Hello, it's this guy! I'm working on assigning a project for a fellow student in my school and I need help with it just a bit. The project is going to be calculating the "Kp" index of a system of 9 magnetometers from the THEMIS mission and comparing the index values to the Kp index that comes out of Boulder, Colorado. And this is where I'm stuck. I've found many different ways to calculate K-index such as using the total B-field and subtracting the minimum value from the maximum value in a 3-hour period, averaging the Bx and By field and doing the same from there, and then just using the Bx field and doing the same. But I don't know which of those methods Boulder uses because all they say on their summary is "horizontal components" and I've found other reports from students and other organizations using the aforementioned methods. So, help?

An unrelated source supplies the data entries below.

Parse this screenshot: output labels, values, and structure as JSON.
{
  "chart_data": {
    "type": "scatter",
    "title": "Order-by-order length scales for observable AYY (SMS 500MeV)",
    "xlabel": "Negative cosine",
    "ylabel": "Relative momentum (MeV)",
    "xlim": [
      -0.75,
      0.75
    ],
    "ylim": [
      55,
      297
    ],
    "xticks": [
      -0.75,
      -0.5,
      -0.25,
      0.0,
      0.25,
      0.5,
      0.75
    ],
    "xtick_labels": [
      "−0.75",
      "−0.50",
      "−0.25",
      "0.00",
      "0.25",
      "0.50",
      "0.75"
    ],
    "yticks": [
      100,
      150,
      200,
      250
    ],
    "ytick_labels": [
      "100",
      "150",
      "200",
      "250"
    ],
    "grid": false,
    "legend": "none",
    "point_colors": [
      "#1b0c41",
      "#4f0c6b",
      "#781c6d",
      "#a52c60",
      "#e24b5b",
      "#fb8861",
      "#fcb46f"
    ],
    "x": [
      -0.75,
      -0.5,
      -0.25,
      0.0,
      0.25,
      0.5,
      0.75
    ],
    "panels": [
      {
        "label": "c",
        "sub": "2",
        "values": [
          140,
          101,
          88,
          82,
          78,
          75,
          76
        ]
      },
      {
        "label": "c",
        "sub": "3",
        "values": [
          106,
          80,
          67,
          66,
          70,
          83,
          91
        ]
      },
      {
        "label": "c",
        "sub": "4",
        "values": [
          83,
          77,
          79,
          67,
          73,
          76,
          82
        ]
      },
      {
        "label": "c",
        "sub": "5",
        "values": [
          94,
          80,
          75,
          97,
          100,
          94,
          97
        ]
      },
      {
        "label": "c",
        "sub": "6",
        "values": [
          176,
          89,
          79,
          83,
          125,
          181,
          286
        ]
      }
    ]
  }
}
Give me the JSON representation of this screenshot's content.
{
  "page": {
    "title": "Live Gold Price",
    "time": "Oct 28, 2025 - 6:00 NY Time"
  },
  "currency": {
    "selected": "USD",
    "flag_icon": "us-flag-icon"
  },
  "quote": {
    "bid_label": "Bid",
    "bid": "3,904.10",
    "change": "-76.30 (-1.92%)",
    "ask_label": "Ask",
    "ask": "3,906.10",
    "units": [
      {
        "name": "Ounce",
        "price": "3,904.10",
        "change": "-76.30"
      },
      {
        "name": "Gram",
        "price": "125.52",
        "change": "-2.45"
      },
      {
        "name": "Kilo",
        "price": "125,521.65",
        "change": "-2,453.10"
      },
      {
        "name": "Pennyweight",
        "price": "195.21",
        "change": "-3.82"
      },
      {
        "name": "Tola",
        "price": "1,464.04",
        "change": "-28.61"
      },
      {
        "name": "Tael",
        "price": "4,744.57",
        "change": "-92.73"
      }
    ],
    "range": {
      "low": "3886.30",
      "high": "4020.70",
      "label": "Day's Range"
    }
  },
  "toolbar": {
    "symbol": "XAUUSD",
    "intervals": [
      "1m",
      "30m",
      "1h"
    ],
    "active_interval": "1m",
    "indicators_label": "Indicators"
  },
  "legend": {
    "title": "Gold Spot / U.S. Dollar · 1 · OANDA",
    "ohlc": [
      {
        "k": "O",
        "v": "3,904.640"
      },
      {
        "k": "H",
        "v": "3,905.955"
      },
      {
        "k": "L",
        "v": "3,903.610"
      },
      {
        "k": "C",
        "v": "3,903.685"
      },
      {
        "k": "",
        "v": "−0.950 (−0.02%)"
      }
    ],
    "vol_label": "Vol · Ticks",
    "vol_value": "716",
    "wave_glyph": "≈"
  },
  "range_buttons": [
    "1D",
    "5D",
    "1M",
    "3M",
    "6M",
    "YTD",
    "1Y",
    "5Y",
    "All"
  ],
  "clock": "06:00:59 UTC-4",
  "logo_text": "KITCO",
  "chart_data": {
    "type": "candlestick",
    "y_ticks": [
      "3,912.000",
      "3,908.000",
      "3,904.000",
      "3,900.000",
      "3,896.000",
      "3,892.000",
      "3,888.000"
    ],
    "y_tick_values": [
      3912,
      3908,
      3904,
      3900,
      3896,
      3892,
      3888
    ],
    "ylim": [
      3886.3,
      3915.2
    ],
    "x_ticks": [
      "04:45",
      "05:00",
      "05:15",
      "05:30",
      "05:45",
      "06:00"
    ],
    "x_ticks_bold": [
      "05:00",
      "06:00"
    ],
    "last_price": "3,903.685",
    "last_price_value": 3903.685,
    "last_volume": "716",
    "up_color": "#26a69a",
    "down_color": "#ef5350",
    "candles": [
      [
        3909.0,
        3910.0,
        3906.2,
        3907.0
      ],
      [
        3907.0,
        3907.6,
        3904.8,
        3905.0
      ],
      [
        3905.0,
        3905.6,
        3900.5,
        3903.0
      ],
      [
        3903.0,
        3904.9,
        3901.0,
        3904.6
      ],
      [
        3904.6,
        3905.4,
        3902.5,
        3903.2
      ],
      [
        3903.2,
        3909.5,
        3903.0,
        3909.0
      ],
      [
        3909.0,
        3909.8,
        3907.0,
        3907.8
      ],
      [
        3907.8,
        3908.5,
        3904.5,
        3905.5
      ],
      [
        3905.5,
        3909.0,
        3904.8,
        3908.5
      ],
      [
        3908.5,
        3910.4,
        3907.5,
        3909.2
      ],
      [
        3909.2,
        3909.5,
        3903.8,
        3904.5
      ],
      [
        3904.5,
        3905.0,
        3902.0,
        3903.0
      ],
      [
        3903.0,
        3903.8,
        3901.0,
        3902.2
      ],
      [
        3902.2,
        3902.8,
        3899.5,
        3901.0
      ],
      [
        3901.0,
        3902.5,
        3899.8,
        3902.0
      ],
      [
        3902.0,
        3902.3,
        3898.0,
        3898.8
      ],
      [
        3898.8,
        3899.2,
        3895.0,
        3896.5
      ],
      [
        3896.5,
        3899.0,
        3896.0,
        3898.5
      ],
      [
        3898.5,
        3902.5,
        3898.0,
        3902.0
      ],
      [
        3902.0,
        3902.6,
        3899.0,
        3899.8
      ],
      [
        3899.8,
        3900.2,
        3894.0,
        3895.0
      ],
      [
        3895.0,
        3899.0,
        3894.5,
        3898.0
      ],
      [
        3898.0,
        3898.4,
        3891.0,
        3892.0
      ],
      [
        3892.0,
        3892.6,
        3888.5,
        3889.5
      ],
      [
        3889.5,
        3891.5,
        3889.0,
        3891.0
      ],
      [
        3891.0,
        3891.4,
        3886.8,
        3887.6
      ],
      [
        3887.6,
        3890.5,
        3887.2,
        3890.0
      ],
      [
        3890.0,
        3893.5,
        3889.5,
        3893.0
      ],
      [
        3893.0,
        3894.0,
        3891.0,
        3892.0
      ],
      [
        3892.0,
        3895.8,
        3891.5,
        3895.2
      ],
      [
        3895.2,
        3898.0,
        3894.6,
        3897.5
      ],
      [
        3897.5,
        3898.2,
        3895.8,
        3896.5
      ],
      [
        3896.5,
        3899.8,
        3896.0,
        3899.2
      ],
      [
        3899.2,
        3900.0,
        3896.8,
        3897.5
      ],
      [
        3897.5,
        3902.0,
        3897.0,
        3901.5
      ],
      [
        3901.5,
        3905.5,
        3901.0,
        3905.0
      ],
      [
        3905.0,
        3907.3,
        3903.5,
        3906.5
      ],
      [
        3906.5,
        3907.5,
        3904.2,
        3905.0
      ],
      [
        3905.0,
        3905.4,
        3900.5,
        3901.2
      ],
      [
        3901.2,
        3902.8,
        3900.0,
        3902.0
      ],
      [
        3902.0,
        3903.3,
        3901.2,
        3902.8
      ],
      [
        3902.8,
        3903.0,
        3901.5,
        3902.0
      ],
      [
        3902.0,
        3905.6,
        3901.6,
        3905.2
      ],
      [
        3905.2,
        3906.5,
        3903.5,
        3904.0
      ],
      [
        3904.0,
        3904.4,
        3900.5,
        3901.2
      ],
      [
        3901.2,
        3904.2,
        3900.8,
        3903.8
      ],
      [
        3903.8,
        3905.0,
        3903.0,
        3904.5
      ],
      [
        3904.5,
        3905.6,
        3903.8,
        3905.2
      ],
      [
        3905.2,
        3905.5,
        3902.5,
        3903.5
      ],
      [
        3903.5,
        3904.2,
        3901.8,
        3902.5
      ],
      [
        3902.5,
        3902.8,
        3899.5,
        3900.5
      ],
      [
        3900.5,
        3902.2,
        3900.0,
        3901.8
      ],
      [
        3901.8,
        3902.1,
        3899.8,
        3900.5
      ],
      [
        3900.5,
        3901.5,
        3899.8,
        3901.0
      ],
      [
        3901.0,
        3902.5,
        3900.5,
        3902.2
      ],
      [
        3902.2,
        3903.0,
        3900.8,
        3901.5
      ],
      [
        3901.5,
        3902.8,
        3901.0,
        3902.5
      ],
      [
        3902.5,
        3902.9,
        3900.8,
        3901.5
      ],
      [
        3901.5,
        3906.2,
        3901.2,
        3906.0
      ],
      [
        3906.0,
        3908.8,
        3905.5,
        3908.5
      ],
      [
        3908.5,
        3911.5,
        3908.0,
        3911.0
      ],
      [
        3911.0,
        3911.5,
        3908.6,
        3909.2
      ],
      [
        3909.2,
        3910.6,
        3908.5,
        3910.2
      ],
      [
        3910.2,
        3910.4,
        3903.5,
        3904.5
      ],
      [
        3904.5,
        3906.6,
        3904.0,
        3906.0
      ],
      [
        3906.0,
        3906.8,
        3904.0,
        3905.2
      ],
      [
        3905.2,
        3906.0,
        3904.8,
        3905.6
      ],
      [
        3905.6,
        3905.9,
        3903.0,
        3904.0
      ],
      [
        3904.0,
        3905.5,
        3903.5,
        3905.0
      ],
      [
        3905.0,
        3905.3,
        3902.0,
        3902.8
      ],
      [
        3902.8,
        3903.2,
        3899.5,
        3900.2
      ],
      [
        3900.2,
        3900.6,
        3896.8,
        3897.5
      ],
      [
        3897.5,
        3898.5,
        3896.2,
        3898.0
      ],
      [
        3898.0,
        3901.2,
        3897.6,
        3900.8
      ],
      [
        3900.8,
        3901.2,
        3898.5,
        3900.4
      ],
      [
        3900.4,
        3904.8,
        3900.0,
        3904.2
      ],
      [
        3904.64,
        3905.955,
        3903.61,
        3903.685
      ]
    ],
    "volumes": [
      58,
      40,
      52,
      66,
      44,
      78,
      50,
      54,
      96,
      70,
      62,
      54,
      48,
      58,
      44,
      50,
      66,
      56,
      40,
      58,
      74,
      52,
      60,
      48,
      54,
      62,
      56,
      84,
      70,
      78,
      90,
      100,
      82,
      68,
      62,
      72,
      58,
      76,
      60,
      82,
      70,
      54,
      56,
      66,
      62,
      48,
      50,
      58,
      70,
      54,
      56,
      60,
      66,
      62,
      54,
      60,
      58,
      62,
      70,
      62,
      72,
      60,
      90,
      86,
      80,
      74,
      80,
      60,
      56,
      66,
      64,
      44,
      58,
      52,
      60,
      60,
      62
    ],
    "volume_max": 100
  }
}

The relationship between K, Kp, and estimated Kp The official planetary Kp index is derived by calculating a weighted average of K-indices from a network of geomagnetic observatories. Since these observatories do not report their data in real-time, it is necessary for an operations center such as ourselves to make the best estimate we can of this index based on available data. Space weather operations uses near real-time estimates of the Kp index which are derived by the U.S. Air Force 55th Space Weather Squadron. These estimated of Kp are based on a network of observatories reporting in near real-time. Most of the observatories are in North America, although there is one European station also contributing at this time (Hartland, UK).
Well yeah, I don't mean to sound rude, but that is already known. I was more wondering of the lines of how they specifically calculate the Kp index and what mathematical steps are to create my own given 9 magnetometers which are around the nation and use that to compare to the USAF SWS Kp.